Mais ce qui est particulièrement intéressant ici, c'est le timing choisi par Poutine pour effectuer ces changements. En effet, le président russe avait encore soutenu Sergueï Choïgou en 2022, lorsque la Russie subissait des revers militaires en Ukraine. Il l'a également soutenu en 2023, lorsque le ministre s'est publiquement disputé avec Evgueni Prigojine, le chef des mercenaires de Wagner, qui accusait Sergueï Choïgou de corruption et exigeait son licenciement.
Le fait que Poutine limoge son ministre de la Défense maintenant laisse penser que le Kremlin se sent davantage confiant. Avec les forces armées russes en pleine progression et l'Ukraine sur la défensive, le Kremlin pense pouvoir prendre le risque d'un tel remaniement. Le changement à la tête du ministère de la Défense laisse en outre transparaitre des réorientations stratégiques. Andrei Belooussov doit maintenant amorcer ce virage. Il s'agit avant tout d'efficacité économique pour l'armée et de loyauté politique des cadres envers le président Poutine.
De plus, Vladimir Poutine a été investi il y a une semaine seulement pour son cinquième mandat de président. Et même si de tels remaniements sont plutôt rares dans l'appareil gouvernemental russe, le chef du Kremlin a, lui aussi, besoin de temps en temps d'un nouveau départ.
Le ministre de la Défense doit-il payer pour ses erreurs?

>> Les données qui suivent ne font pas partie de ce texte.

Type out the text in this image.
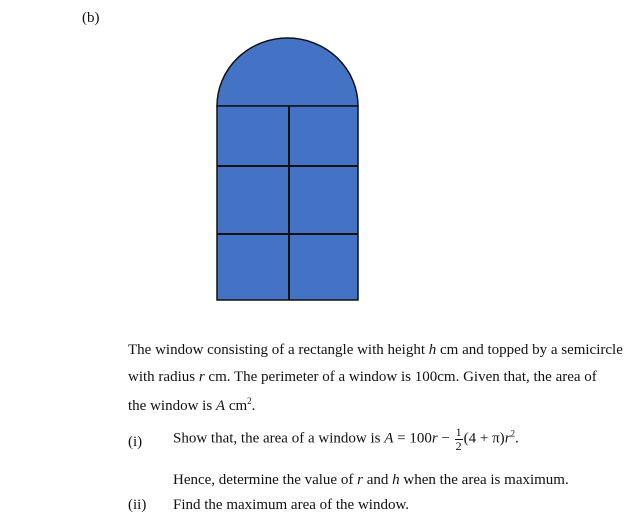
(b)
The window consisting of a rectangle with height h cm and topped by a semicircle
with radius r cm. The perimeter of a window is 100cm. Given that, the area of
the window is A $cm^2$.
(i) Show that, the area of a window is $A = 100r - \frac{1}{2} (4 + \pi)r^2$.
Hence, determine the value of r and h when the area is maximum.
(ii) Find the maximum area of the window.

Et que se passe-t-il exactement avec Sergueï Choïgou? Il est tout de même considéré comme l'un des plus proches alliés du président russe. Mais la proximité avec Vladimir Poutine, les parties de pêche et de chasse avec le président (ils sont même allés cueillir des champignons ensemble), tout cela ne garantit pas de conserver son poste. Sergueï Choïgou l'a appris à ses dépens. Et même s'il continuera d'occuper une position influente en tant que secrétaire du Conseil de sécurité, cette décision s'apparente tout de même à une rétrogradation.
Devra-t-il payer pour ses erreurs en Ukraine? C'est possible. Mais Vladimir Poutine n'ira pas trop loin dans les punitions: le président russe soutient les personnes qui lui sont loyales et en qui il a confiance depuis longtemps, du moins dans une certaine mesure. De plus, le désormais ex-ministre de la Défense sait probablement des choses sur Poutine qui ne devraient pas être rendues publiques.
Sergueï Choïgou fait partie du système Poutine. Tout comme Nikolaï Patrouchev, qui a dû céder sa place de secrétaire du Conseil de sécurité à l'ex-ministre de la Défense. Est-ce que Nikolaï Patrouchev désirait un tel changement? On ne le sait pas. Toute cette affaire montre donc une fois de plus que le chef du Kremlin n'écoute que lui-même. Un ministre ne peut pas décider quand il doit partir ou quelles fonctions il veut accepter. Seul Vladimir Poutine décide.